Thanks to better nutrition and disease reduction increasing human brain size and intelligence (the Flynn effect) we are seeing some of the greatest technological advances since the industrial revolution:

At the annual meeting of the Society for Neuroscience starting November 11 in Washington D.C., two teams of scientists plan to present previously unpublished research on the unexpected interaction between human mini-brains and their rat and mouse hosts. “In the new papers, according to STAT, scientists will report that the organoids survived for extended periods of time — two months in one case — and even connected to lab animals’ circulatory and nervous systems, transferring blood and nerve signals between the host animal and the implanted human cells,” reports Inverse. “This is an unprecedented advancement for mini-brain research.”

The next step is to get mini-brains from a large sample of people of known IQs or SAT scores and then test the intelligence of the mice that carry them.  Would there be a positive correlation between the SAT score of the person from which the mini-brain is derived and how fast the mouse can run through the maze?

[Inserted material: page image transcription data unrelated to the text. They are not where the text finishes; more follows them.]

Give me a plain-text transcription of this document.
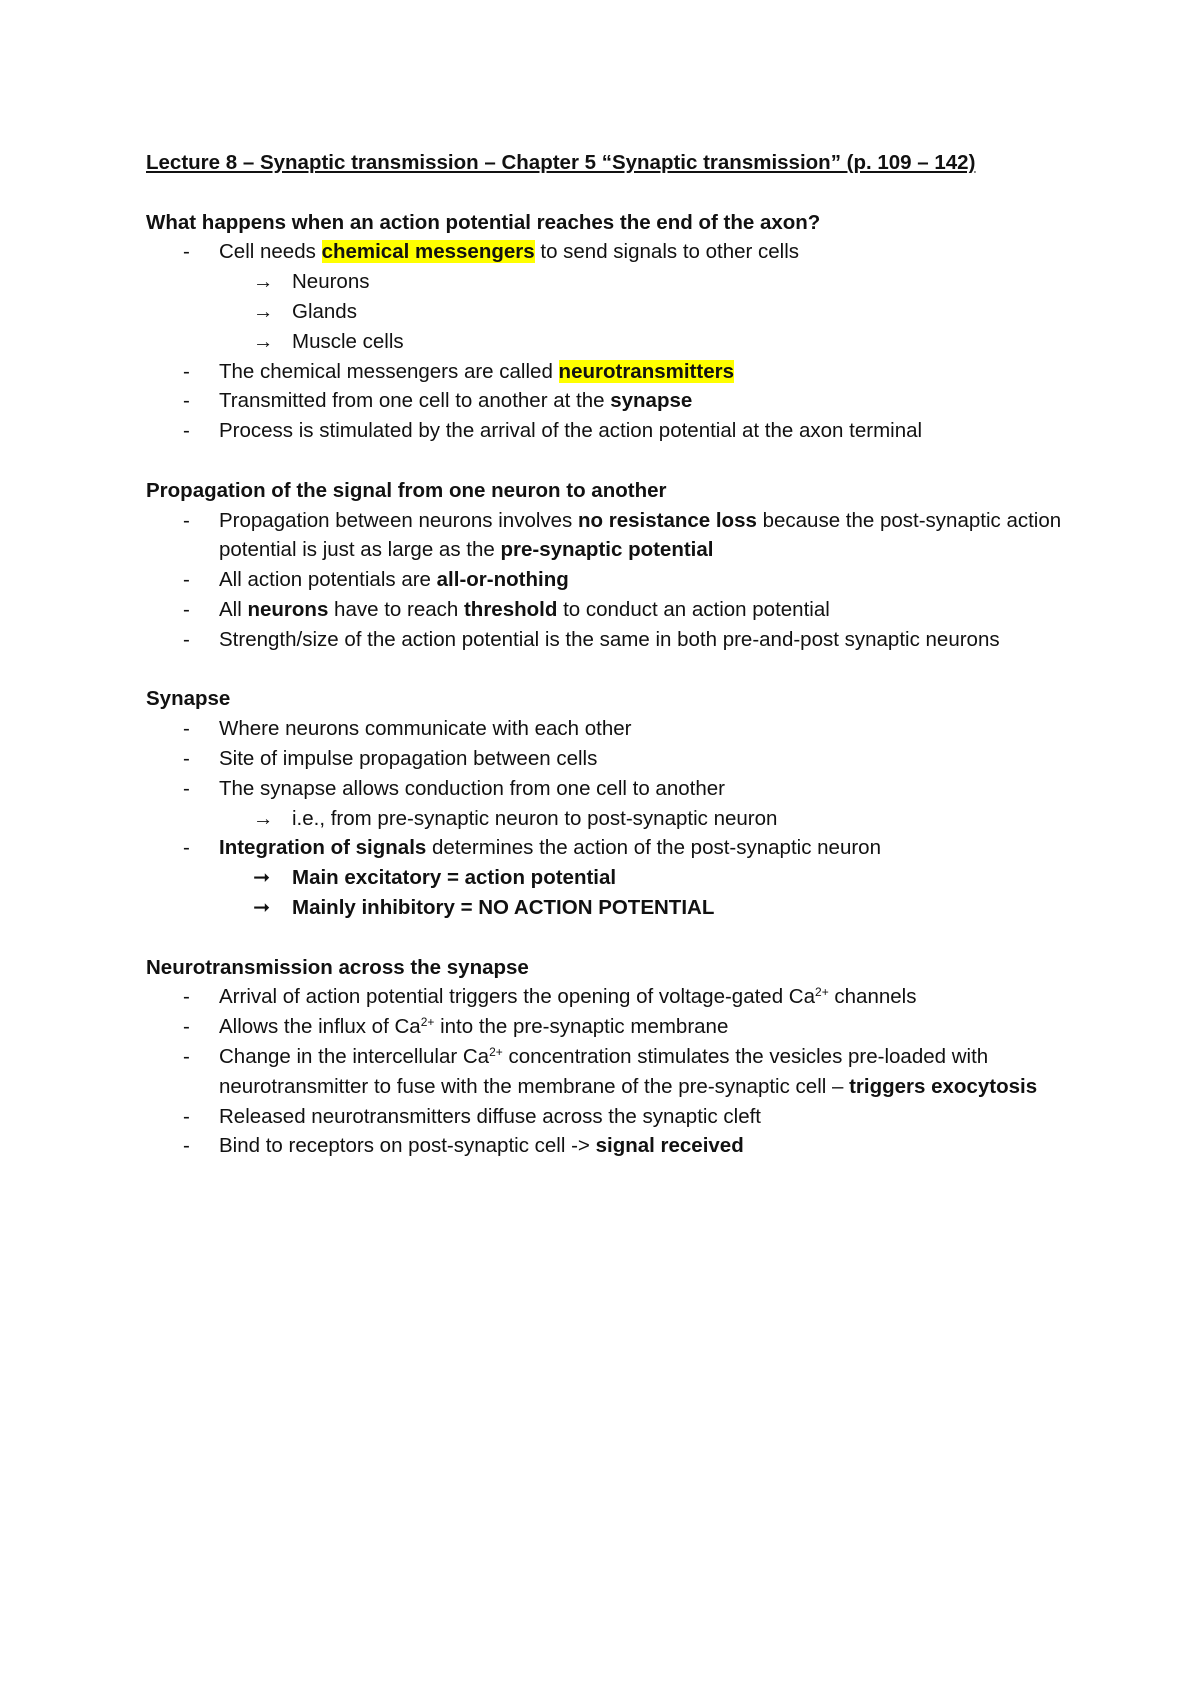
Lecture 8 – Synaptic transmission – Chapter 5 “Synaptic transmission” (p. 109 – 142)
What happens when an action potential reaches the end of the axon?
- Cell needs chemical messengers to send signals to other cells
→ Neurons
→ Glands
→ Muscle cells
- The chemical messengers are called neurotransmitters
- Transmitted from one cell to another at the synapse
- Process is stimulated by the arrival of the action potential at the axon terminal
Propagation of the signal from one neuron to another
- Propagation between neurons involves no resistance loss because the post-synaptic action potential is just as large as the pre-synaptic potential
- All action potentials are all-or-nothing
- All neurons have to reach threshold to conduct an action potential
- Strength/size of the action potential is the same in both pre-and-post synaptic neurons
Synapse
- Where neurons communicate with each other
- Site of impulse propagation between cells
- The synapse allows conduction from one cell to another
→ i.e., from pre-synaptic neuron to post-synaptic neuron
- Integration of signals determines the action of the post-synaptic neuron
➞ Main excitatory = action potential
➞ Mainly inhibitory = NO ACTION POTENTIAL
Neurotransmission across the synapse
- Arrival of action potential triggers the opening of voltage-gated $Ca^{2+}$ channels
- Allows the influx of $Ca^{2+}$ into the pre-synaptic membrane
- Change in the intercellular $Ca^{2+}$ concentration stimulates the vesicles pre-loaded with neurotransmitter to fuse with the membrane of the pre-synaptic cell – triggers exocytosis
- Released neurotransmitters diffuse across the synaptic cleft
- Bind to receptors on post-synaptic cell -> signal received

If so, how high would the correlation be?

Maybe a smart person would get stuck with a dumb mouse, thus lowering the correlation, so each person could produce dozens of mini-brains for dozens of different mice allowing individual mice differences to cancel out.  Would the group of mice implanted with the high SAT person’s mini-brains average much faster maze times than the group of mice derived from the low SAT person’s mini-brains?

If so it would prove that the normal variation in human intelligence is not just correlated with DNA, but largely caused by independent genetic effects, debunking those who invoke reaction norms.